The score may shy from the spotlight, but that doesn’t mean it lacks resonance as themes introduced in “We Could Have Made A Difference” are recalled in “The Cabin” and “Father and Daughter Reunion” to create a musical connection between the characters in those scenes. The same idea occurs with the musical themes in “You Have A Full Green Light” and “I Met Your Daughter,” each driven by similar kinetic, haunting electric guitar refrains that make two tracks that, based on title alone, would seemingly have nothing to do with one another start to reflect each other.

The Company You Keep is more a mystery than a thriller, and the score is wise to not give anything away, working instead to allow the story to unfold in its own time. While the score certainly moves and adapts to reflect the actions and emotions on screen, it never loses its overall ominous feeling which helps to give the film its mysterious tone. As the film slowly uncovers and reveals its various layers, the score follows suit with music that embodies each moment, but never allows you to feel completely at ease.

The only time the score really starts to come unhinged is in “Weathermen,” an apt moment considering the track is named after a renegade group of antiwar radicals at the heart of the narrative. But even in this piece, the baschet cristal comes back in to smooth things over, acting like the musical equivalent of a cover up while giving listeners the only moment that may hint at the truth.

The score, and film, end with “Can’t Say I’m Happy To See You,” a negative sounding track that is actually quite hopeful – full of rich, soaring strings. The Company You Keep may take many different twists and turns, but it is rooted in a human narrative about the true consequences of choices – whether you choose to lie, to act, to forget. The world is not simply black and white and The Company You Keep proves that as Martinez’s score moves along with these characters in and out of that ever-changing gray area.

The soundtrack for The Company You Keep is available through Milan Records.
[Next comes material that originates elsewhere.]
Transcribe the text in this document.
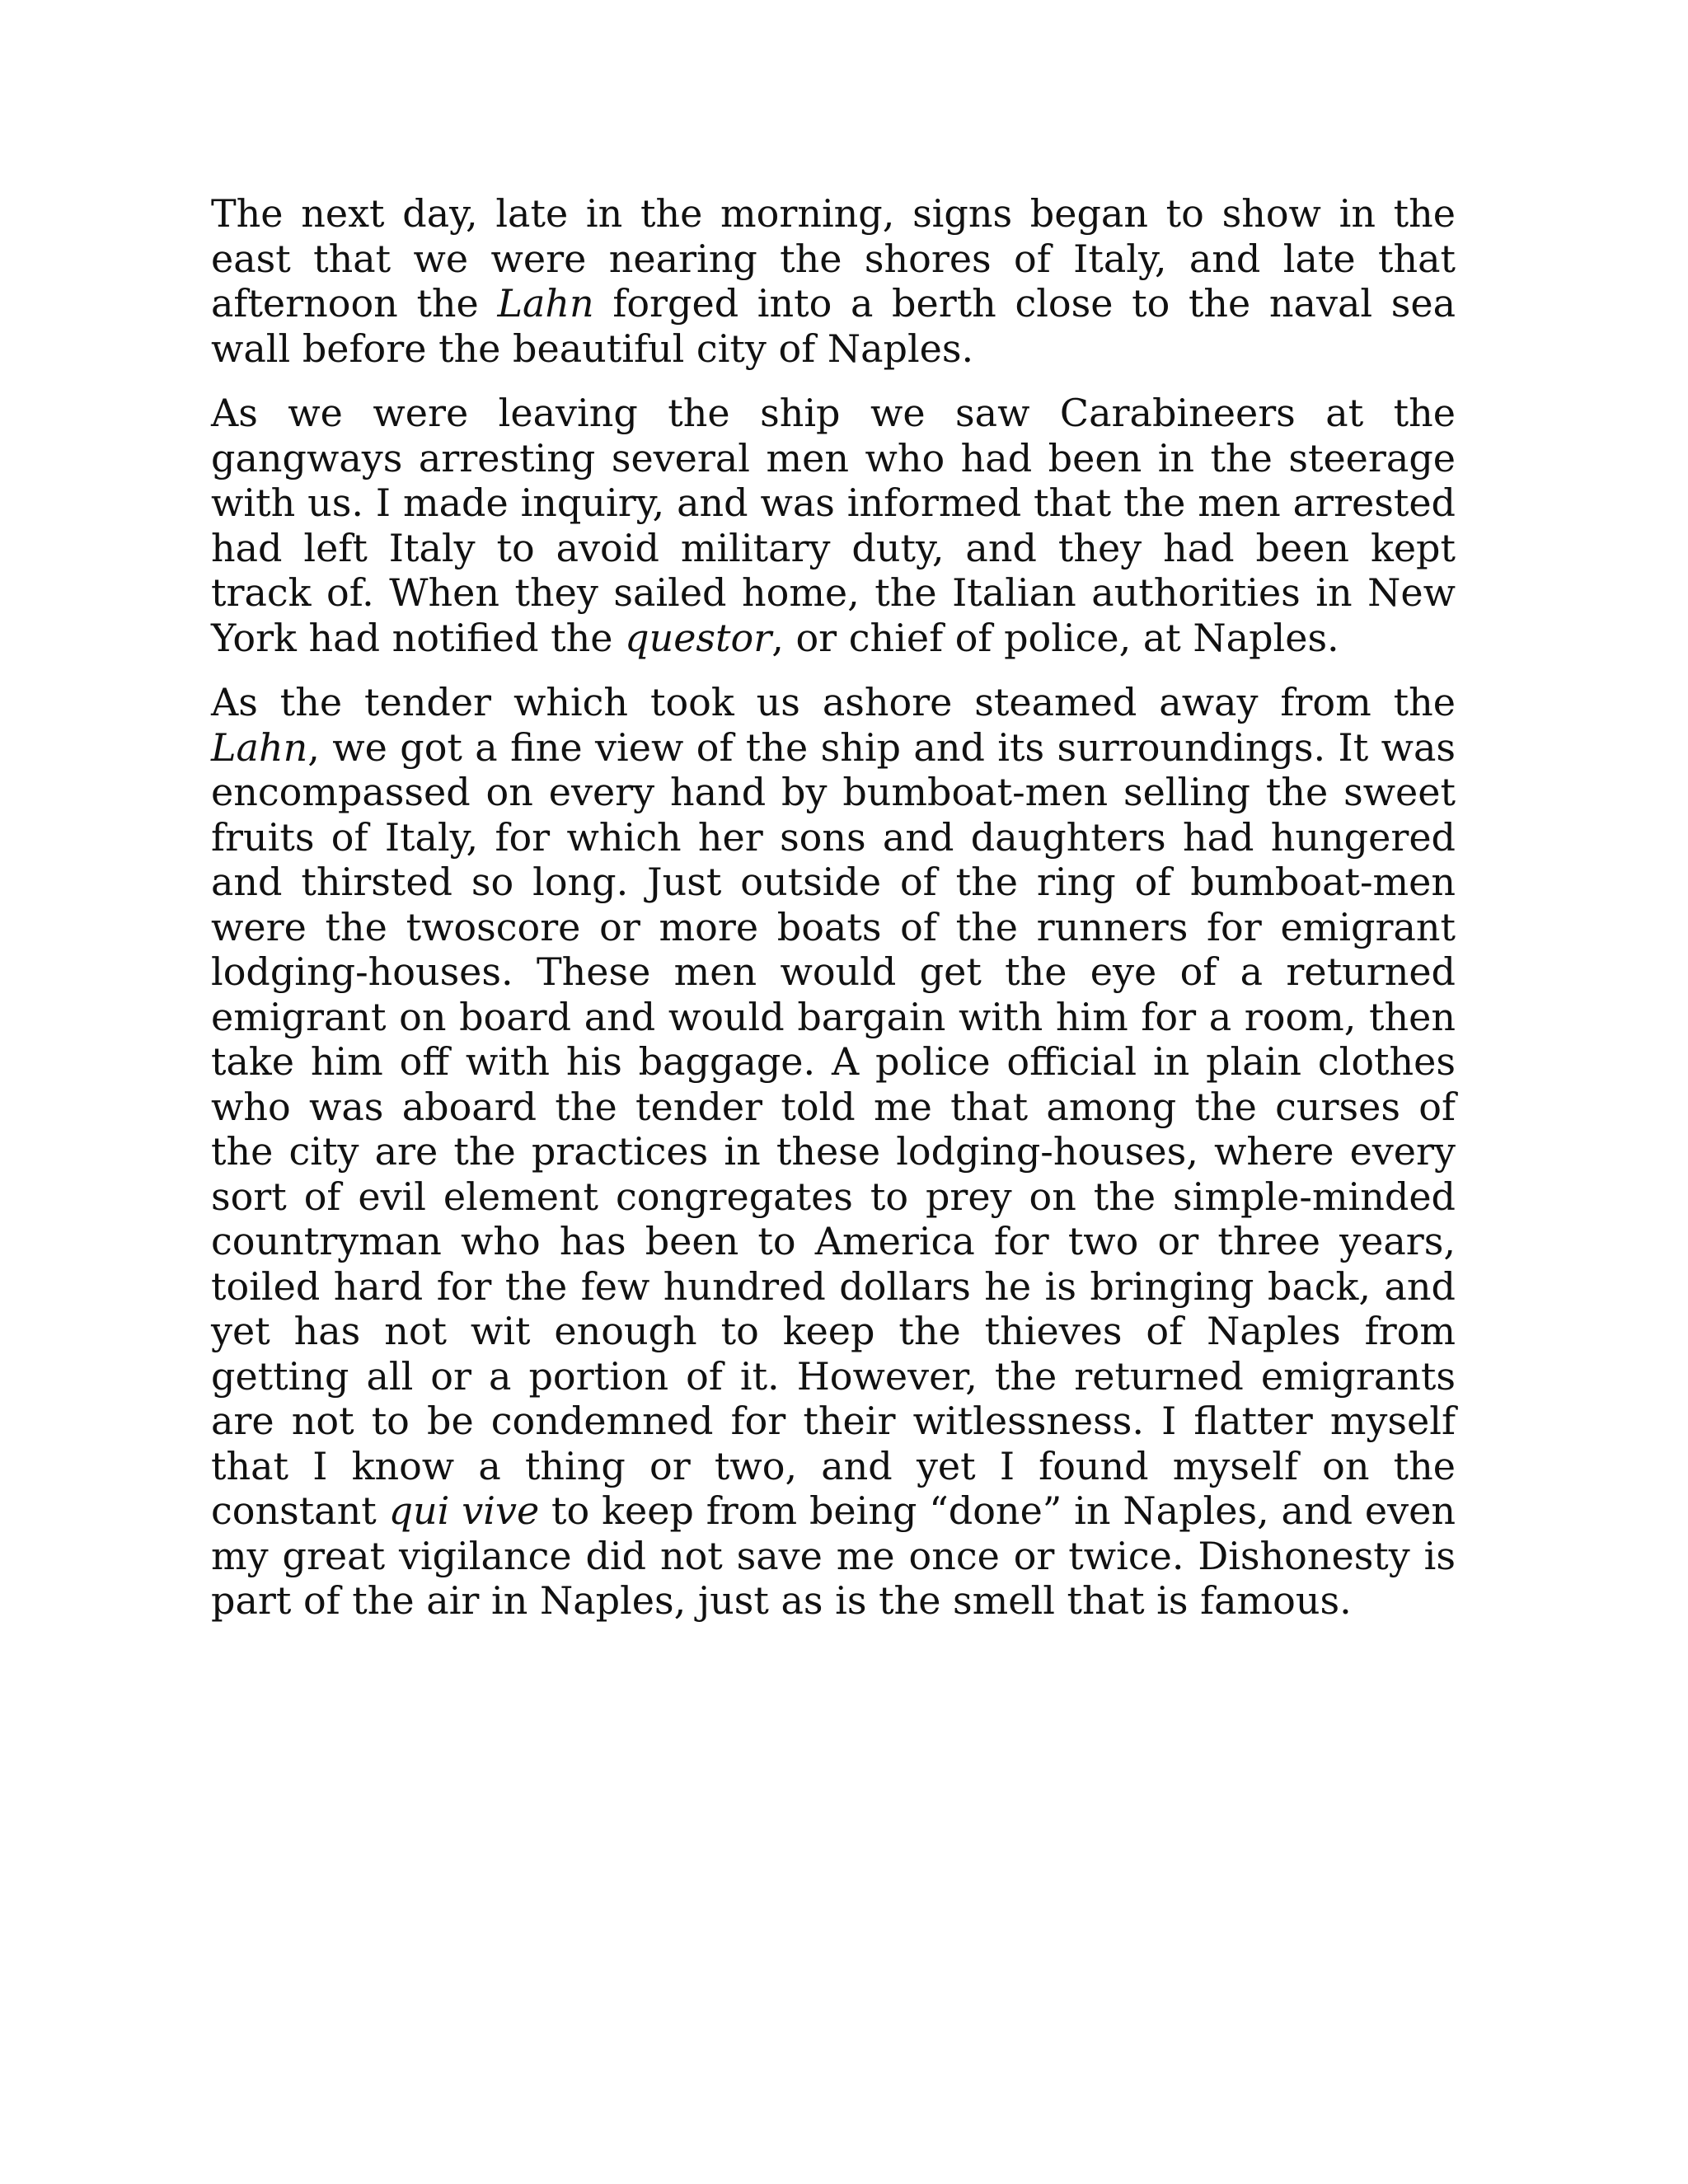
The next day, late in the morning, signs began to show in the east that we were nearing the shores of Italy, and late that afternoon the Lahn forged into a berth close to the naval sea wall before the beautiful city of Naples.

As we were leaving the ship we saw Carabineers at the gangways arresting several men who had been in the steerage with us. I made inquiry, and was informed that the men arrested had left Italy to avoid military duty, and they had been kept track of. When they sailed home, the Italian authorities in New York had notified the questor, or chief of police, at Naples.

As the tender which took us ashore steamed away from the Lahn, we got a fine view of the ship and its surroundings. It was encompassed on every hand by bumboat-men selling the sweet fruits of Italy, for which her sons and daughters had hungered and thirsted so long. Just outside of the ring of bumboat-men were the twoscore or more boats of the runners for emigrant lodging-houses. These men would get the eye of a returned emigrant on board and would bargain with him for a room, then take him off with his baggage. A police official in plain clothes who was aboard the tender told me that among the curses of the city are the practices in these lodging-houses, where every sort of evil element congregates to prey on the simple-minded countryman who has been to America for two or three years, toiled hard for the few hundred dollars he is bringing back, and yet has not wit enough to keep the thieves of Naples from getting all or a portion of it. However, the returned emigrants are not to be condemned for their witlessness. I flatter myself that I know a thing or two, and yet I found myself on the constant qui vive to keep from being “done” in Naples, and even my great vigilance did not save me once or twice. Dishonesty is part of the air in Naples, just as is the smell that is famous.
1. “You Have A Full Green Light”
2. “We Could Have Made A Difference”
3. “Who Is You Best Reporter?”
4. “Somewhere Someone Knows Something”
5. “Diversion”
6. “Weathermen”
7. “Still Got The Juice”
8. “Nothing But A Dream You Once Had”
9. “On The 10 Yard Line”
10. “The Cabin”
11. “Put The Pieces Together”
12. “Real Estate Records and Plot Maps”
13. “I Met Your Daughter”
14. “Father and Daughter Reunion”
15. “I Can’t Say I’m Happy To See You”

All songs on this soundtrack composed by Cliff Martinez.